Sep 28, 2008

Walmart drops DRM... and your music files too

As announced about a year ago, Walmart's music store is shifting to 100% DRM-free files, which in itself is a Good Thing. So would be support for Firefox BTW, but that's not my point :)

Problem is, how do you manage DRMized songs if the DRM server is gone? Well, you don't (original post on BoingBoing):

From: Walmart Music Team
Date: Fri, Sep 26, 2008 at 7:42 PM
Subject: Important Information About Your Walmart.com Digital Music Purchases
To: xxxxxx@gmail.com

Important Information About Your Digital Music Purchases
We hope you are enjoying the increased music quality/bitrate and the improved
usability of Walmart's MP3 music downloads.
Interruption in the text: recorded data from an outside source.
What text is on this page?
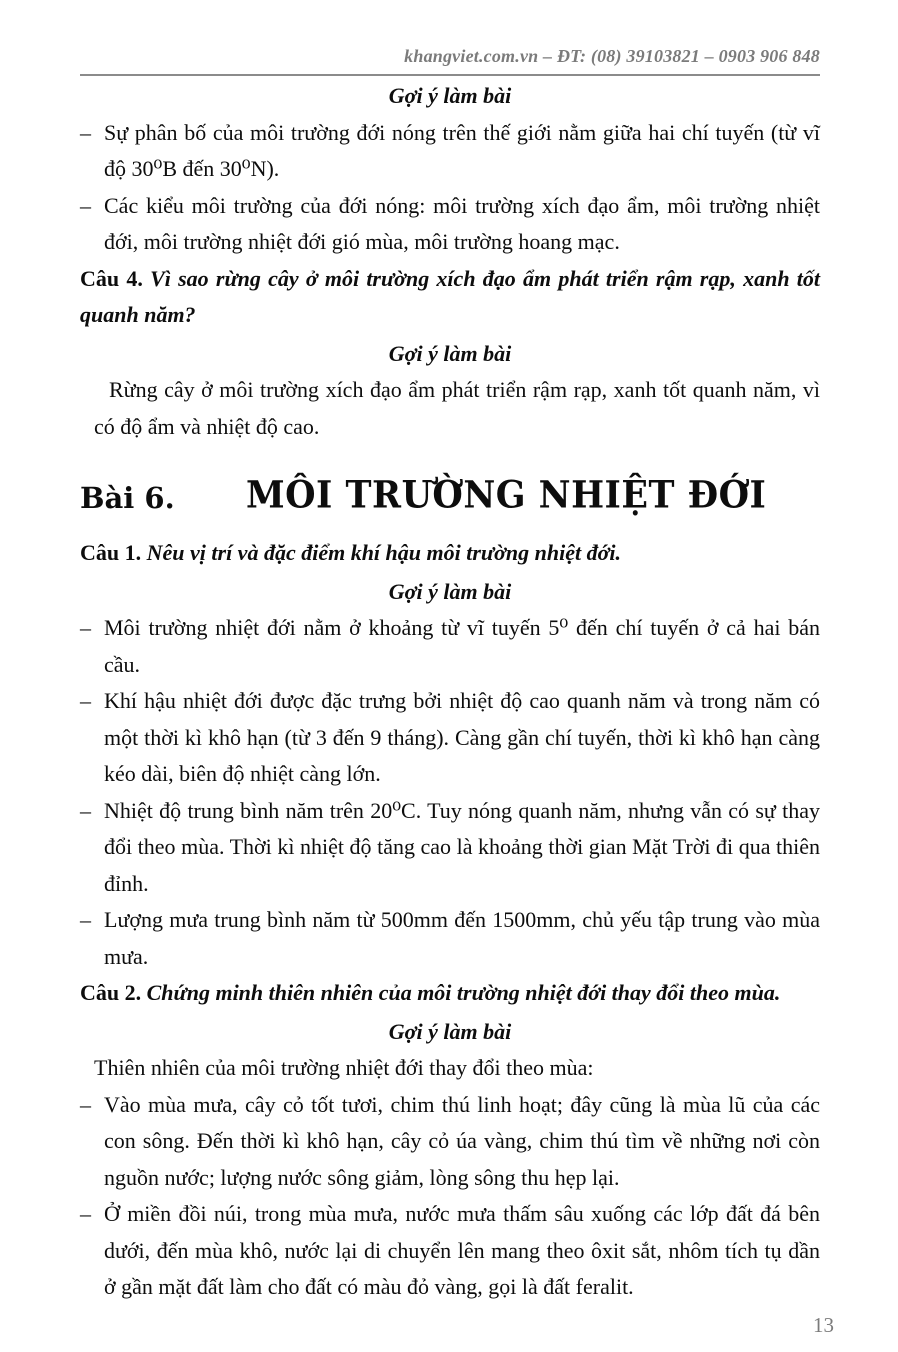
khangviet.com.vn – ĐT: (08) 39103821 – 0903 906 848
Gợi ý làm bài
– Sự phân bố của môi trường đới nóng trên thế giới nằm giữa hai chí tuyến (từ vĩ độ 30⁰B đến 30⁰N).
– Các kiểu môi trường của đới nóng: môi trường xích đạo ẩm, môi trường nhiệt đới, môi trường nhiệt đới gió mùa, môi trường hoang mạc.
Câu 4. Vì sao rừng cây ở môi trường xích đạo ẩm phát triển rậm rạp, xanh tốt quanh năm?
Gợi ý làm bài
Rừng cây ở môi trường xích đạo ẩm phát triển rậm rạp, xanh tốt quanh năm, vì có độ ẩm và nhiệt độ cao.
Bài 6.	MÔI TRƯỜNG NHIỆT ĐỚI
Câu 1. Nêu vị trí và đặc điểm khí hậu môi trường nhiệt đới.
Gợi ý làm bài
– Môi trường nhiệt đới nằm ở khoảng từ vĩ tuyến 5⁰ đến chí tuyến ở cả hai bán cầu.
– Khí hậu nhiệt đới được đặc trưng bởi nhiệt độ cao quanh năm và trong năm có một thời kì khô hạn (từ 3 đến 9 tháng). Càng gần chí tuyến, thời kì khô hạn càng kéo dài, biên độ nhiệt càng lớn.
– Nhiệt độ trung bình năm trên 20⁰C. Tuy nóng quanh năm, nhưng vẫn có sự thay đổi theo mùa. Thời kì nhiệt độ tăng cao là khoảng thời gian Mặt Trời đi qua thiên đỉnh.
– Lượng mưa trung bình năm từ 500mm đến 1500mm, chủ yếu tập trung vào mùa mưa.
Câu 2. Chứng minh thiên nhiên của môi trường nhiệt đới thay đổi theo mùa.
Gợi ý làm bài
Thiên nhiên của môi trường nhiệt đới thay đổi theo mùa:
– Vào mùa mưa, cây cỏ tốt tươi, chim thú linh hoạt; đây cũng là mùa lũ của các con sông. Đến thời kì khô hạn, cây cỏ úa vàng, chim thú tìm về những nơi còn nguồn nước; lượng nước sông giảm, lòng sông thu hẹp lại.
– Ở miền đồi núi, trong mùa mưa, nước mưa thấm sâu xuống các lớp đất đá bên dưới, đến mùa khô, nước lại di chuyển lên mang theo ôxit sắt, nhôm tích tụ dần ở gần mặt đất làm cho đất có màu đỏ vàng, gọi là đất feralit.
13
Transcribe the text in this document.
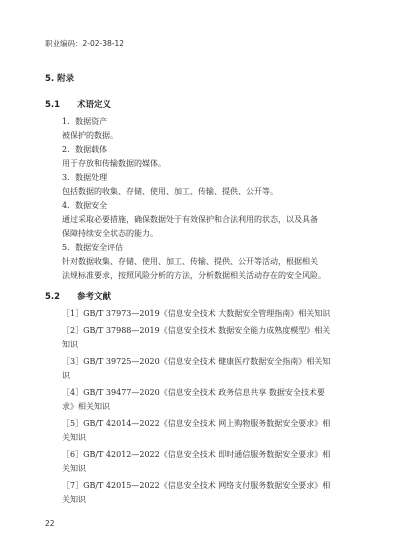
职业编码：2-02-38-12
5. 附录
5.1 术语定义
1．数据资产
被保护的数据。
2．数据载体
用于存放和传输数据的媒体。
3．数据处理
包括数据的收集、存储、使用、加工、传输、提供、公开等。
4．数据安全
通过采取必要措施，确保数据处于有效保护和合法利用的状态，以及具备
保障持续安全状态的能力。
5．数据安全评估
针对数据收集、存储、使用、加工、传输、提供、公开等活动，根据相关
法规标准要求，按照风险分析的方法，分析数据相关活动存在的安全风险。
5.2 参考文献
［1］GB/T 37973—2019《信息安全技术 大数据安全管理指南》相关知识
［2］GB/T 37988—2019《信息安全技术 数据安全能力成熟度模型》相关
知识
［3］GB/T 39725—2020《信息安全技术 健康医疗数据安全指南》相关知
识
［4］GB/T 39477—2020《信息安全技术 政务信息共享 数据安全技术要
求》相关知识
［5］GB/T 42014—2022《信息安全技术 网上购物服务数据安全要求》相
关知识
［6］GB/T 42012—2022《信息安全技术 即时通信服务数据安全要求》相
关知识
［7］GB/T 42015—2022《信息安全技术 网络支付服务数据安全要求》相
关知识
22
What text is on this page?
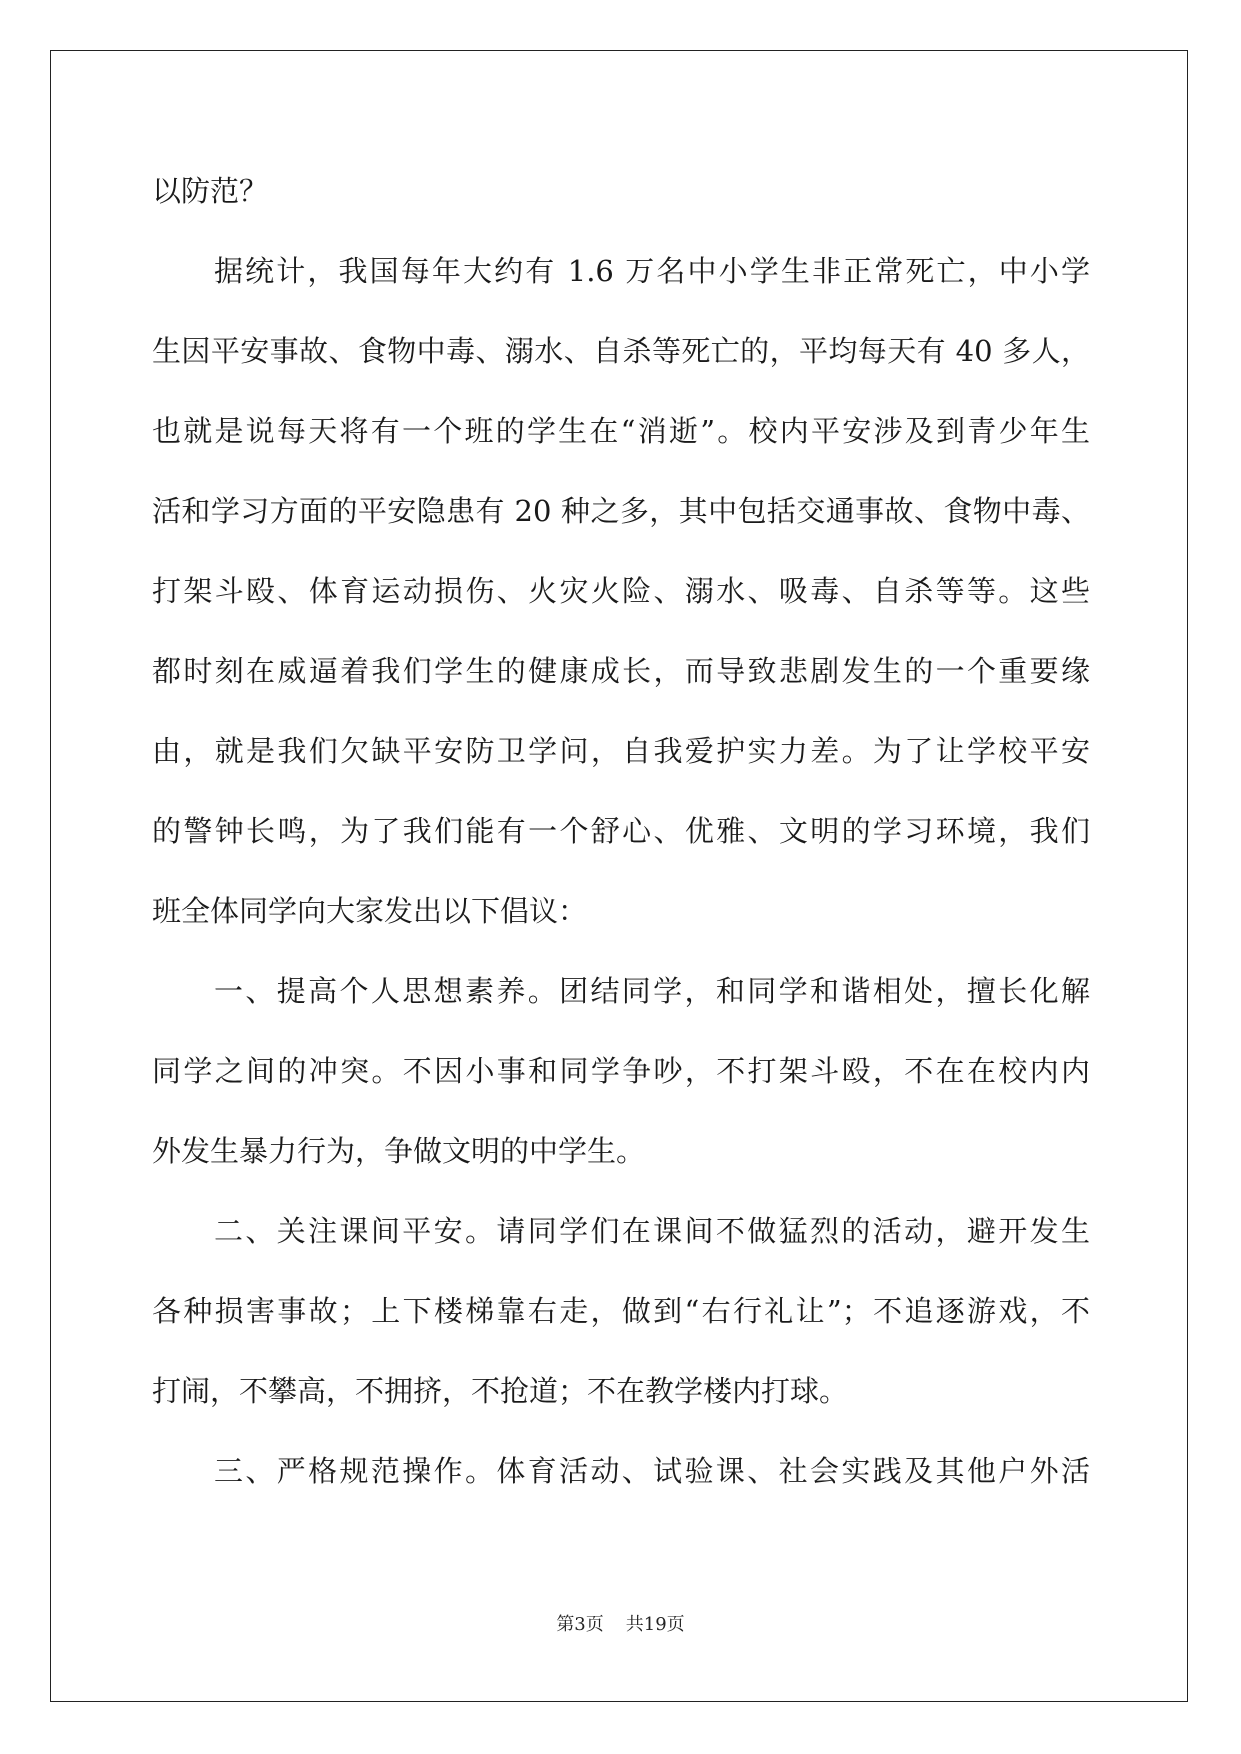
以防范？
据统计，我国每年大约有 1.6 万名中小学生非正常死亡，中小学
生因平安事故、食物中毒、溺水、自杀等死亡的，平均每天有 40 多人，
也就是说每天将有一个班的学生在“消逝”。校内平安涉及到青少年生
活和学习方面的平安隐患有 20 种之多，其中包括交通事故、食物中毒、
打架斗殴、体育运动损伤、火灾火险、溺水、吸毒、自杀等等。这些
都时刻在威逼着我们学生的健康成长，而导致悲剧发生的一个重要缘
由，就是我们欠缺平安防卫学问，自我爱护实力差。为了让学校平安
的警钟长鸣，为了我们能有一个舒心、优雅、文明的学习环境，我们
班全体同学向大家发出以下倡议：
一、提高个人思想素养。团结同学，和同学和谐相处，擅长化解
同学之间的冲突。不因小事和同学争吵，不打架斗殴，不在在校内内
外发生暴力行为，争做文明的中学生。
二、关注课间平安。请同学们在课间不做猛烈的活动，避开发生
各种损害事故；上下楼梯靠右走，做到“右行礼让”；不追逐游戏，不
打闹，不攀高，不拥挤，不抢道；不在教学楼内打球。
三、严格规范操作。体育活动、试验课、社会实践及其他户外活
第3页 共19页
We began offering MP3s in August 2007
and have offered only DRM (digital rights management) -free MP3s since February
2008. As the final stage of our transition to a full DRM-free MP3 download store,
Walmart will be shutting down our digital rights management system that supports
protected songs and albums purchased from our site.

If you have purchased protected WMA music files from our site prior to Feb 2008,
we strongly recommend that you back up your songs by burning them to a recordable
audio CD. By backing up your songs, you will be able to access them from any
personal computer. This change does not impact songs or albums purchased after
Feb 2008, as those are DRM-free.

Beginning October 9, we will no longer be able to assist with digital rights
management issues for protected WMA files purchased from Walmart.com. If you do
not back up your files before this date, you will no longer be able to transfer
your songs to other computers or access your songs after changing or reinstalling
your operating system or in the event of a system crash. Your music and video
collections will still play on the originally authorized computer.

Thank you for using Walmart.com for music downloads. We are working hard to make
our store better than ever and easier to use.

Walmart Music Team

Kudos to Walmart for (a) getting rid of DRM *and* WMA, (b) trying to help out their customers, (c) demonstrating why real-life DRM is cumbersome, inefficient and just plain evil.